How do you advise CISOs go about trying to balance business and security needs during these transformations?
Good CISOs always have a long-term strategy in place that means when business plans are accelerated they are ready with their own strategies to support. I think the aspect that may have caught some off guard is working from home, and the associated growth in shadow IT. This has required businesses to rethink how they understand their attack surface and more and more are starting to leverage dedicated skills to monitor their external attack surface. Traditionally security was looking from the inside out, now they must do both: look inside out but also outside in.
Coming back to the longer-term strategy to meet the cyber-time paradox problem and the increasingly distributed shift left cloud world, most CISOs are having to look at how they drive three imperatives:
- How do they simplify cybersecurity? The simplest example of this is how I hear multiple CISOs uttering the mantra ‘for every one new solution, remove two legacy solutions’. Consolidation is king in terms of costs and scale.
- Integration is now more critical than capability. The simple honest truth for most is that they already get more alerts than they can process in a timely fashion, as such being able to correlate, consolidate and, more importantly, convert alerts turn into actionable outcomes is critical. Otherwise, how can you extend your capabilities?
- If you do the first two imperatives well then you can automate. This requires having real fidelity about the problem to help drive next steps of actions. But, please don’t misunderstand what’s involved here. Any incident typically has many steps. Automation is not just a big singular STOP/GO button, rather the augmentation of human skills. You need to identify the highly repetitive steps in every process that can be automated to augment the human element of the work and shorten the process timeline.
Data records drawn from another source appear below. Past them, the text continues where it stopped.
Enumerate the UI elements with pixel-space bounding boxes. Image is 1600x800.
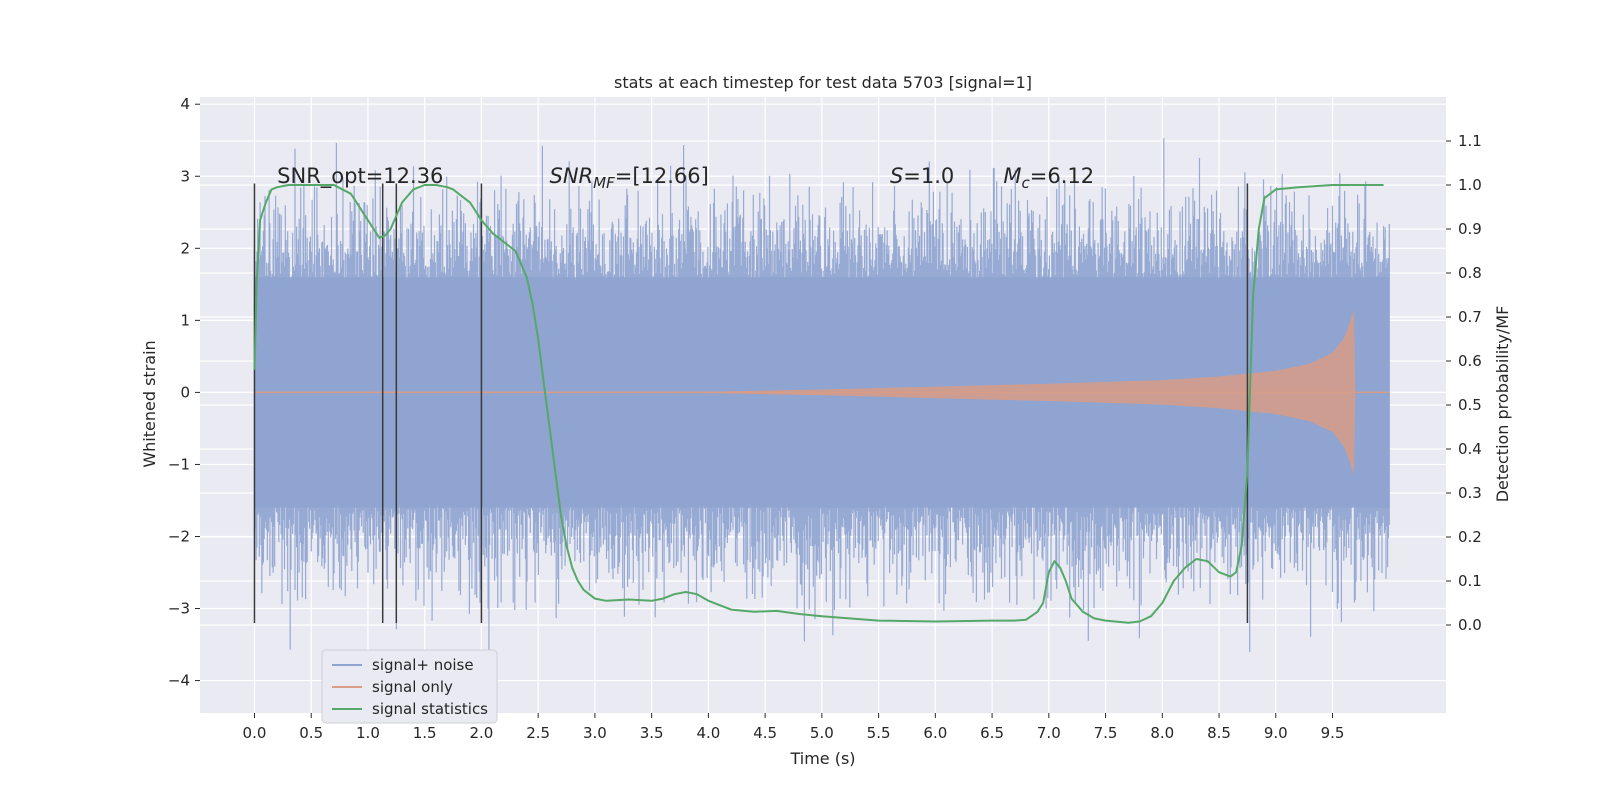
legend-label-signal-statistics: signal statistics (372, 700, 488, 718)
y-tick-label-right: 0.8 (1458, 264, 1482, 282)
x-tick-label: 7.0 (1037, 724, 1061, 742)
x-tick-label: 0.0 (243, 724, 267, 742)
x-tick-label: 3.0 (583, 724, 607, 742)
y-tick-label-right: 0.3 (1458, 484, 1482, 502)
series-signal-only (254, 309, 1390, 476)
y-tick-label-right: 0.4 (1458, 440, 1482, 458)
annotation: Mc=6.12 (1003, 164, 1094, 192)
series-signal-statistics (253, 184, 1384, 624)
x-axis-ticks: 0.0 0.5 1.0 1.5 2.0 2.5 3.0 3.5 4.0 4.5 5.0 5.5 6.0 6… (243, 713, 1345, 742)
x-tick-label: 6.5 (980, 724, 1004, 742)
x-tick-label: 8.0 (1150, 724, 1174, 742)
y-tick-label-right: 1.0 (1458, 176, 1482, 194)
legend-box (321, 649, 498, 724)
x-tick-label: 5.5 (867, 724, 891, 742)
y-tick-label-left: −1 (168, 455, 190, 473)
annotation: SNR_opt=12.36 (277, 164, 443, 189)
y-tick-label-right: 0.2 (1458, 528, 1482, 546)
chart-title: stats at each timestep for test data 570… (614, 73, 1032, 92)
y-tick-label-right: 0.9 (1458, 220, 1482, 238)
x-tick-label: 9.5 (1321, 724, 1345, 742)
x-tick-label: 5.0 (810, 724, 834, 742)
y-tick-label-left: 1 (180, 311, 190, 329)
y-tick-label-left: −3 (168, 600, 190, 618)
y-axis-left-label: Whitened strain (140, 340, 159, 467)
x-tick-label: 1.5 (413, 724, 437, 742)
y-tick-label-right: 0.6 (1458, 352, 1482, 370)
x-tick-label: 9.0 (1264, 724, 1288, 742)
annotation: SNRMF=[12.66] (550, 164, 709, 192)
legend-label-signal-noise: signal+ noise (372, 656, 474, 674)
annotations: SNR_opt=12.36 SNRMF=[12.66] S=1.0 Mc=6.12 (277, 164, 1094, 192)
x-tick-label: 4.5 (753, 724, 777, 742)
y-tick-label-left: 2 (180, 239, 190, 257)
vertical-markers (253, 183, 1249, 623)
x-tick-label: 0.5 (299, 724, 323, 742)
legend-label-signal-only: signal only (372, 678, 453, 696)
y-tick-label-right: 0.5 (1458, 396, 1482, 414)
legend: signal+ noise signal only signal statist… (321, 649, 498, 724)
x-tick-label: 7.5 (1094, 724, 1118, 742)
statistics-line (253, 184, 1384, 624)
y-tick-label-left: 3 (180, 167, 190, 185)
x-tick-label: 8.5 (1207, 724, 1231, 742)
y-tick-label-right: 0.0 (1458, 616, 1482, 634)
x-tick-label: 3.5 (640, 724, 664, 742)
y-tick-label-right: 1.1 (1458, 132, 1482, 150)
y-tick-label-left: −4 (168, 672, 190, 690)
y-tick-label-left: 4 (180, 95, 190, 113)
annotation: S=1.0 (890, 164, 954, 188)
y-tick-label-right: 0.1 (1458, 572, 1482, 590)
y-tick-label-right: 0.7 (1458, 308, 1482, 326)
y-axis-right-ticks: 1.1 1.0 0.9 0.8 0.7 0.6 0.5 0.4 0.3 0.2 0.1 0.0 (1446, 132, 1482, 634)
y-tick-label-left: 0 (180, 383, 190, 401)
x-axis-label: Time (s) (789, 749, 855, 768)
y-tick-label-left: −2 (168, 527, 190, 545)
x-tick-label: 2.0 (469, 724, 493, 742)
y-axis-left-ticks: 4 3 2 1 0 −1 −2 −3 −4 (168, 95, 200, 690)
x-tick-label: 1.0 (356, 724, 380, 742)
x-tick-label: 4.0 (696, 724, 720, 742)
x-tick-label: 2.5 (526, 724, 550, 742)
y-axis-right-label: Detection probability/MF (1493, 306, 1512, 503)
x-tick-label: 6.0 (923, 724, 947, 742)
Q: In general, what are the most effective ways CISOs should communicate with executives at their organization to ensure security needs are being properly met?
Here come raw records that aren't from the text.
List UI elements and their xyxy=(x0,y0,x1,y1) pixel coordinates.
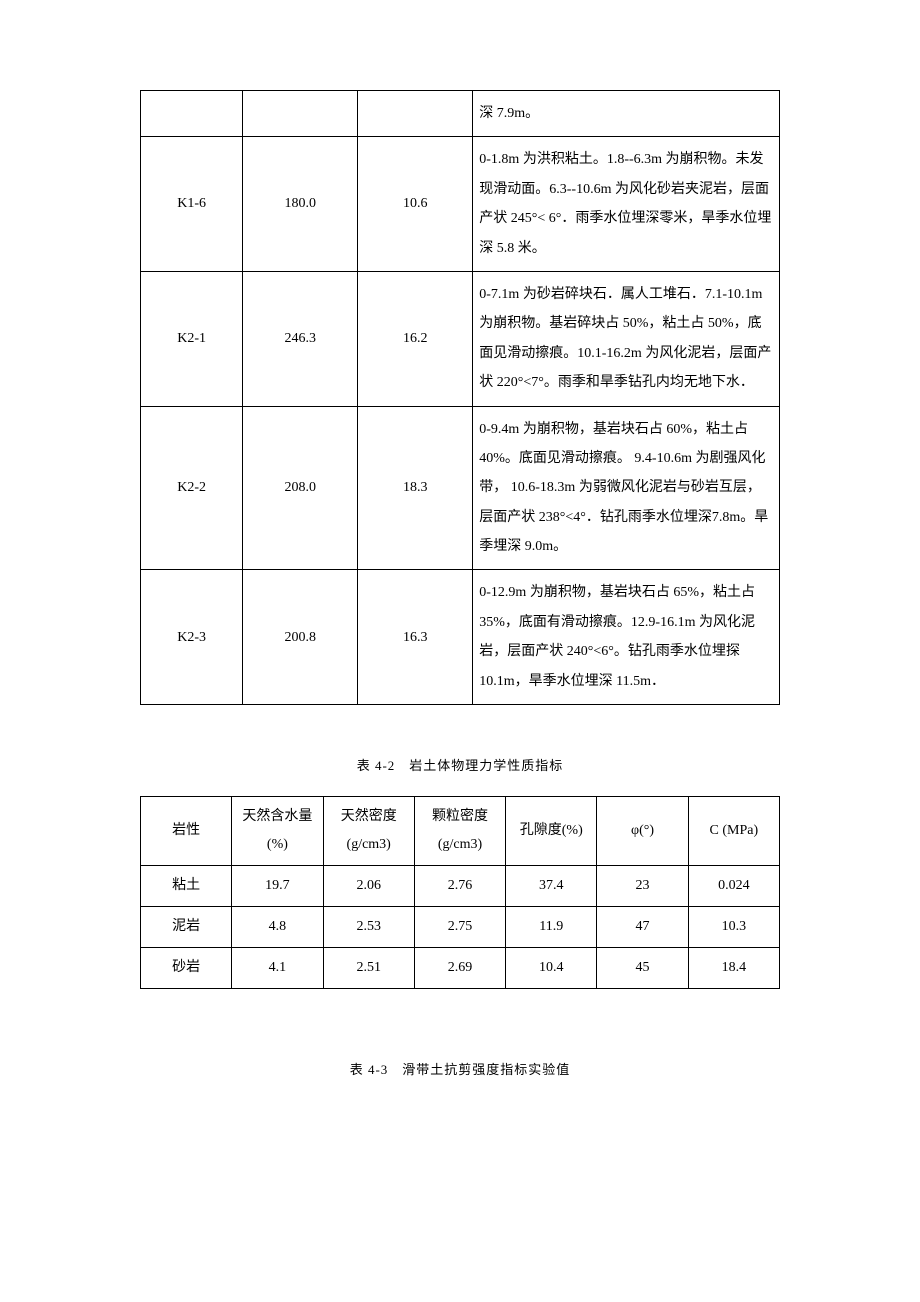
cell-desc: 0-9.4m 为崩积物，基岩块石占 60%，粘土占40%。底面见滑动擦痕。 9.… xyxy=(473,406,780,570)
col-header: 岩性 xyxy=(141,797,232,866)
cell: 2.51 xyxy=(323,948,414,989)
cell-val1 xyxy=(243,91,358,137)
cell-val1: 246.3 xyxy=(243,271,358,406)
cell-val2: 16.3 xyxy=(358,570,473,705)
cell: 2.53 xyxy=(323,907,414,948)
cell-val1: 180.0 xyxy=(243,137,358,272)
col-header: φ(°) xyxy=(597,797,688,866)
table-row: 砂岩 4.1 2.51 2.69 10.4 45 18.4 xyxy=(141,948,780,989)
cell-val2: 16.2 xyxy=(358,271,473,406)
cell: 4.8 xyxy=(232,907,323,948)
cell: 11.9 xyxy=(506,907,597,948)
cell: 37.4 xyxy=(506,866,597,907)
cell-desc: 深 7.9m。 xyxy=(473,91,780,137)
cell-id: K2-2 xyxy=(141,406,243,570)
cell: 2.76 xyxy=(414,866,505,907)
cell: 0.024 xyxy=(688,866,779,907)
cell: 47 xyxy=(597,907,688,948)
col-header: 颗粒密度(g/cm3) xyxy=(414,797,505,866)
col-header: 孔隙度(%) xyxy=(506,797,597,866)
cell: 19.7 xyxy=(232,866,323,907)
table-row: 粘土 19.7 2.06 2.76 37.4 23 0.024 xyxy=(141,866,780,907)
table-caption-4-3: 表 4-3 滑带土抗剪强度指标实验值 xyxy=(140,1059,780,1078)
borehole-table: 深 7.9m。 K1-6 180.0 10.6 0-1.8m 为洪积粘土。1.8… xyxy=(140,90,780,705)
cell: 18.4 xyxy=(688,948,779,989)
cell-id xyxy=(141,91,243,137)
table-row: K2-2 208.0 18.3 0-9.4m 为崩积物，基岩块石占 60%，粘土… xyxy=(141,406,780,570)
table-row: 深 7.9m。 xyxy=(141,91,780,137)
cell: 4.1 xyxy=(232,948,323,989)
properties-table: 岩性 天然含水量(%) 天然密度(g/cm3) 颗粒密度(g/cm3) 孔隙度(… xyxy=(140,796,780,989)
cell: 砂岩 xyxy=(141,948,232,989)
col-header: C (MPa) xyxy=(688,797,779,866)
table-row: K1-6 180.0 10.6 0-1.8m 为洪积粘土。1.8--6.3m 为… xyxy=(141,137,780,272)
col-header: 天然含水量(%) xyxy=(232,797,323,866)
cell-val1: 200.8 xyxy=(243,570,358,705)
cell-val2: 10.6 xyxy=(358,137,473,272)
cell-id: K2-3 xyxy=(141,570,243,705)
cell-val2: 18.3 xyxy=(358,406,473,570)
cell-desc: 0-7.1m 为砂岩碎块石．属人工堆石．7.1-10.1m为崩积物。基岩碎块占 … xyxy=(473,271,780,406)
col-header: 天然密度(g/cm3) xyxy=(323,797,414,866)
cell: 泥岩 xyxy=(141,907,232,948)
cell: 45 xyxy=(597,948,688,989)
cell: 2.69 xyxy=(414,948,505,989)
cell-id: K2-1 xyxy=(141,271,243,406)
cell: 2.06 xyxy=(323,866,414,907)
table-caption-4-2: 表 4-2 岩土体物理力学性质指标 xyxy=(140,755,780,774)
cell-val1: 208.0 xyxy=(243,406,358,570)
cell-id: K1-6 xyxy=(141,137,243,272)
table-row: K2-3 200.8 16.3 0-12.9m 为崩积物，基岩块石占 65%，粘… xyxy=(141,570,780,705)
cell: 10.3 xyxy=(688,907,779,948)
table-row: 泥岩 4.8 2.53 2.75 11.9 47 10.3 xyxy=(141,907,780,948)
cell: 10.4 xyxy=(506,948,597,989)
table-row: K2-1 246.3 16.2 0-7.1m 为砂岩碎块石．属人工堆石．7.1-… xyxy=(141,271,780,406)
cell-desc: 0-12.9m 为崩积物，基岩块石占 65%，粘土占35%，底面有滑动擦痕。12… xyxy=(473,570,780,705)
cell-val2 xyxy=(358,91,473,137)
cell: 粘土 xyxy=(141,866,232,907)
cell-desc: 0-1.8m 为洪积粘土。1.8--6.3m 为崩积物。未发现滑动面。6.3--… xyxy=(473,137,780,272)
cell: 2.75 xyxy=(414,907,505,948)
table-header-row: 岩性 天然含水量(%) 天然密度(g/cm3) 颗粒密度(g/cm3) 孔隙度(… xyxy=(141,797,780,866)
cell: 23 xyxy=(597,866,688,907)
Every part of any business has their own language. Key for a CISO is understanding the languages of their stakeholders to have a meaningful conversation. An executive doesn’t care how ransomware works, they care about its commercial impact on their business and want to make balanced investments to manage the risks. What’s key at the minute is many organizations are making technology and infrastructure shifts quicker and on a larger scale than normal. That means they require more frequent updates on how this impacts their risks, and those risks are often amplified by the interoperability in these shifts. Digital trust is a great example. Whilst many had strong control of IDAM and DLP tools in their traditional infrastructure, the move to the cloud has left many with multiple tools from each SaaS or cloud provider, which don’t interoperate, leading to gaps. We have already seen in the last 24 months an increase in breaches due to simple cloud credential management mistakes.